Occidental College’s Sophal Ear has been named a recipient of the 2019 Tobis Medal, bestowed annually by the UC Irvine Interdisciplinary Center for the Scientific Study of Ethics and Morality to people prominent in their chosen field who have also given back to society.
First awarded in 2014, the Tobis Medal honors the professional integrity, concern for social justice, and humanitarianism of Jerome Tobis, a founding member of the Ethics Center. Previous winners have included President Barack Obama ’83 and First Lady Michelle Obama. Ear, an associate professor of diplomacy and world affairs at Occidental, will be presented with the medal at a May 29 ceremony in Irvine.

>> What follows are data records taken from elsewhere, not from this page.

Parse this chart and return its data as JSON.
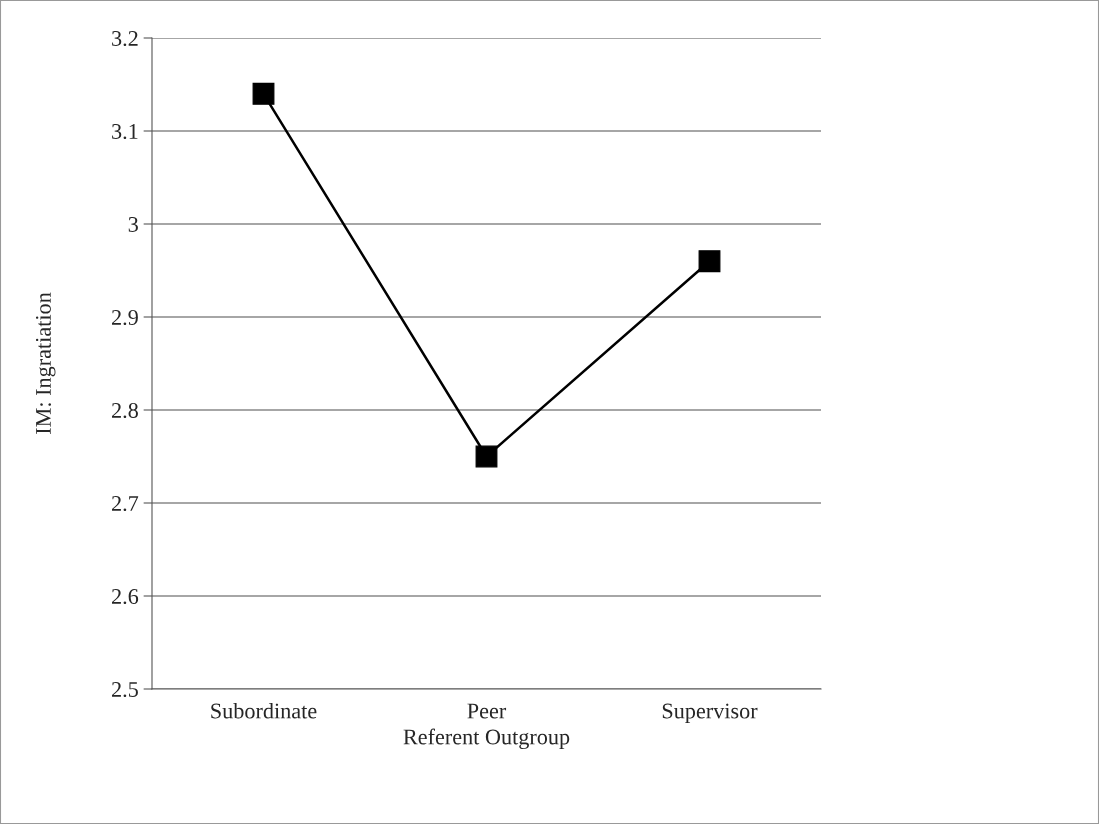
{
  "chart_data": {
    "type": "line",
    "xlabel": "Referent Outgroup",
    "ylabel": "IM: Ingratiation",
    "categories": [
      "Subordinate",
      "Peer",
      "Supervisor"
    ],
    "series": [
      {
        "color": "#000000",
        "values": [
          3.14,
          2.75,
          2.96
        ]
      }
    ],
    "ylim": [
      2.5,
      3.2
    ],
    "yticks": [
      2.5,
      2.6,
      2.7,
      2.8,
      2.9,
      3,
      3.1,
      3.2
    ],
    "grid": "y",
    "marker": "square",
    "line_style": "solid"
  }
}
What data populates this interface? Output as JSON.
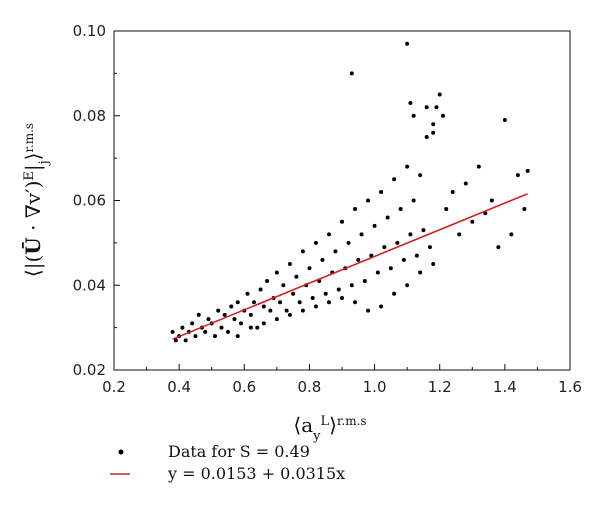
{
  "chart_data": {
    "type": "scatter",
    "xlabel": "⟨a_y^L⟩ r.m.s",
    "ylabel": "⟨|(Ū · ∇v′)^E|_j⟩ r.m.s",
    "xlim": [
      0.2,
      1.6
    ],
    "ylim": [
      0.02,
      0.1
    ],
    "xticks": [
      "0.2",
      "0.4",
      "0.6",
      "0.8",
      "1.0",
      "1.2",
      "1.4",
      "1.6"
    ],
    "yticks": [
      "0.02",
      "0.04",
      "0.06",
      "0.08",
      "0.10"
    ],
    "grid": false,
    "legend_position": "bottom-left, below the plot",
    "series": [
      {
        "name": "Data for S = 0.49",
        "kind": "points",
        "color": "#000000",
        "points": [
          [
            0.38,
            0.029
          ],
          [
            0.39,
            0.027
          ],
          [
            0.4,
            0.028
          ],
          [
            0.41,
            0.03
          ],
          [
            0.42,
            0.027
          ],
          [
            0.43,
            0.029
          ],
          [
            0.44,
            0.031
          ],
          [
            0.45,
            0.028
          ],
          [
            0.46,
            0.033
          ],
          [
            0.47,
            0.03
          ],
          [
            0.48,
            0.029
          ],
          [
            0.49,
            0.032
          ],
          [
            0.5,
            0.031
          ],
          [
            0.51,
            0.028
          ],
          [
            0.52,
            0.034
          ],
          [
            0.53,
            0.03
          ],
          [
            0.54,
            0.033
          ],
          [
            0.55,
            0.029
          ],
          [
            0.56,
            0.035
          ],
          [
            0.57,
            0.032
          ],
          [
            0.58,
            0.036
          ],
          [
            0.59,
            0.031
          ],
          [
            0.6,
            0.034
          ],
          [
            0.61,
            0.038
          ],
          [
            0.62,
            0.033
          ],
          [
            0.63,
            0.036
          ],
          [
            0.64,
            0.03
          ],
          [
            0.65,
            0.039
          ],
          [
            0.66,
            0.035
          ],
          [
            0.67,
            0.041
          ],
          [
            0.68,
            0.034
          ],
          [
            0.69,
            0.037
          ],
          [
            0.7,
            0.043
          ],
          [
            0.71,
            0.036
          ],
          [
            0.72,
            0.04
          ],
          [
            0.73,
            0.034
          ],
          [
            0.74,
            0.045
          ],
          [
            0.75,
            0.038
          ],
          [
            0.76,
            0.042
          ],
          [
            0.77,
            0.036
          ],
          [
            0.78,
            0.048
          ],
          [
            0.79,
            0.04
          ],
          [
            0.8,
            0.044
          ],
          [
            0.81,
            0.037
          ],
          [
            0.82,
            0.05
          ],
          [
            0.83,
            0.041
          ],
          [
            0.84,
            0.046
          ],
          [
            0.85,
            0.038
          ],
          [
            0.86,
            0.052
          ],
          [
            0.87,
            0.043
          ],
          [
            0.88,
            0.048
          ],
          [
            0.89,
            0.039
          ],
          [
            0.9,
            0.055
          ],
          [
            0.91,
            0.044
          ],
          [
            0.92,
            0.05
          ],
          [
            0.93,
            0.04
          ],
          [
            0.94,
            0.058
          ],
          [
            0.95,
            0.046
          ],
          [
            0.96,
            0.052
          ],
          [
            0.97,
            0.041
          ],
          [
            0.98,
            0.06
          ],
          [
            0.99,
            0.047
          ],
          [
            1.0,
            0.054
          ],
          [
            1.01,
            0.043
          ],
          [
            1.02,
            0.062
          ],
          [
            1.03,
            0.049
          ],
          [
            1.04,
            0.056
          ],
          [
            1.05,
            0.044
          ],
          [
            1.06,
            0.065
          ],
          [
            1.07,
            0.05
          ],
          [
            1.08,
            0.058
          ],
          [
            1.09,
            0.046
          ],
          [
            1.1,
            0.068
          ],
          [
            1.11,
            0.052
          ],
          [
            1.12,
            0.06
          ],
          [
            1.13,
            0.047
          ],
          [
            1.14,
            0.066
          ],
          [
            1.15,
            0.053
          ],
          [
            1.16,
            0.075
          ],
          [
            1.17,
            0.049
          ],
          [
            1.18,
            0.078
          ],
          [
            1.2,
            0.085
          ],
          [
            1.22,
            0.058
          ],
          [
            1.24,
            0.062
          ],
          [
            1.26,
            0.052
          ],
          [
            1.28,
            0.064
          ],
          [
            1.3,
            0.055
          ],
          [
            1.32,
            0.068
          ],
          [
            1.34,
            0.057
          ],
          [
            1.36,
            0.06
          ],
          [
            1.38,
            0.049
          ],
          [
            1.4,
            0.079
          ],
          [
            1.42,
            0.052
          ],
          [
            1.44,
            0.066
          ],
          [
            1.46,
            0.058
          ],
          [
            1.47,
            0.067
          ],
          [
            0.93,
            0.09
          ],
          [
            1.1,
            0.097
          ],
          [
            1.11,
            0.083
          ],
          [
            1.16,
            0.082
          ],
          [
            1.19,
            0.082
          ],
          [
            1.21,
            0.08
          ],
          [
            1.12,
            0.08
          ],
          [
            1.18,
            0.076
          ],
          [
            0.58,
            0.028
          ],
          [
            0.62,
            0.03
          ],
          [
            0.66,
            0.031
          ],
          [
            0.7,
            0.032
          ],
          [
            0.74,
            0.033
          ],
          [
            0.78,
            0.034
          ],
          [
            0.82,
            0.035
          ],
          [
            0.86,
            0.036
          ],
          [
            0.9,
            0.037
          ],
          [
            0.94,
            0.036
          ],
          [
            0.98,
            0.034
          ],
          [
            1.02,
            0.035
          ],
          [
            1.06,
            0.038
          ],
          [
            1.1,
            0.04
          ],
          [
            1.14,
            0.043
          ],
          [
            1.18,
            0.045
          ]
        ]
      },
      {
        "name": "y = 0.0153 + 0.0315x",
        "kind": "fit",
        "color": "#d42020",
        "intercept": 0.0153,
        "slope": 0.0315,
        "x_range": [
          0.38,
          1.47
        ]
      }
    ],
    "legend": [
      {
        "marker": "dot",
        "text": "Data for S = 0.49"
      },
      {
        "marker": "line",
        "text": "y = 0.0153 + 0.0315x"
      }
    ]
  }
}
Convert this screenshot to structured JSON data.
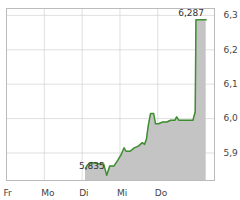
{
  "chart_data": {
    "type": "area",
    "x": [
      2.09,
      2.14,
      2.25,
      2.36,
      2.47,
      2.57,
      2.65,
      2.73,
      2.84,
      2.95,
      3.03,
      3.11,
      3.16,
      3.27,
      3.38,
      3.49,
      3.59,
      3.65,
      3.7,
      3.75,
      3.81,
      3.89,
      3.94,
      4.02,
      4.13,
      4.24,
      4.34,
      4.45,
      4.5,
      4.56,
      4.77,
      4.93,
      4.99,
      5.01,
      5.28
    ],
    "values": [
      5.855,
      5.865,
      5.872,
      5.87,
      5.868,
      5.868,
      5.835,
      5.862,
      5.862,
      5.88,
      5.895,
      5.915,
      5.905,
      5.905,
      5.915,
      5.92,
      5.93,
      5.925,
      5.94,
      5.98,
      6.015,
      6.015,
      5.985,
      5.985,
      5.99,
      5.99,
      5.995,
      5.995,
      6.005,
      5.995,
      5.995,
      5.995,
      6.02,
      6.287,
      6.287
    ],
    "color": "#3d8f2f",
    "xlim": [
      0,
      5.5
    ],
    "xticks": [
      {
        "value": 0,
        "label": "Fr"
      },
      {
        "value": 1,
        "label": "Mo"
      },
      {
        "value": 2,
        "label": "Di"
      },
      {
        "value": 3,
        "label": "Mi"
      },
      {
        "value": 4,
        "label": "Do"
      }
    ],
    "ylim": [
      5.82,
      6.32
    ],
    "yticks": [
      {
        "value": 5.9,
        "label": "5,9"
      },
      {
        "value": 6.0,
        "label": "6,0"
      },
      {
        "value": 6.1,
        "label": "6,1"
      },
      {
        "value": 6.2,
        "label": "6,2"
      },
      {
        "value": 6.3,
        "label": "6,3"
      }
    ],
    "grid": true,
    "annotations": [
      {
        "text": "6,287",
        "x": 5.01,
        "y": 6.287
      },
      {
        "text": "5,835",
        "x": 2.65,
        "y": 5.835
      }
    ]
  }
}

A Cambodian refugee whose family fled after the Khmer Rouge took over the country in 1975, Ear is an expert on China’s influence in Cambodia and an outspoken critic of the authoritarian government of Cambodian Prime Minister Hun Sen. He is regularly quoted in such outlets as the New York Times, the Washington Post, the Economist, the BBC, and the South China Morning Post.
“I’ve been fortunate, and to whom much is given, much is expected,” Ear says. “I’m tenured, and that means that I can afford to speak up without fearing that I’ll lose my job. That’s an incredible freedom—a gift. Somebody who has that gift should really turn around and try to give back as much as they can.”
Ear joined the Occidental faculty in 2014 after teaching political economy and post-conflict reconstruction at the U.S. Naval Postgraduate School and a post-doc in international development policy at the Maxwell School of Syracuse University.
He has consulted for the World Bank, was assistant resident representative for the United Nations Development Programme in East Timor, and advisor to Leopard Capital, Cambodia’s first private equity fund. Ear was recently re-elected to the Crescenta Valley Town Council, which represents an unincorporated area of 20,000 residents in Los Angeles County.
A TED Fellow and Fulbright Specialist, he has been a term member of the Council on Foreign Relations and a Young Global Leader of the World Economic Forum. After nearly seven years as a trustee of the Nathan Cummings Foundation, he currently serves on the boards of Refugees International, Partners for Development, the Southeast Asia Resource Action Center, the International Public Management Network, the Siem Reap-based Center for Khmer Studies, and the Phnom Penh-based Southeast Asia Development Program.
He is the author of Aid Dependence in Cambodia: How Foreign Assistance Undermines Democracy (Columbia University Press, 2013) and co-author of The Hungry Dragon: How China’s Resources Quest is Reshaping the World (Routledge, 2013). His next book, Viral Sovereignty, on the politics of diseases and why countries declare or don’t declare outbreaks, is under external review at a university press. A graduate of UC Berkeley, he earned his master’s at Princeton University and returned to Berkeley for his Ph.D.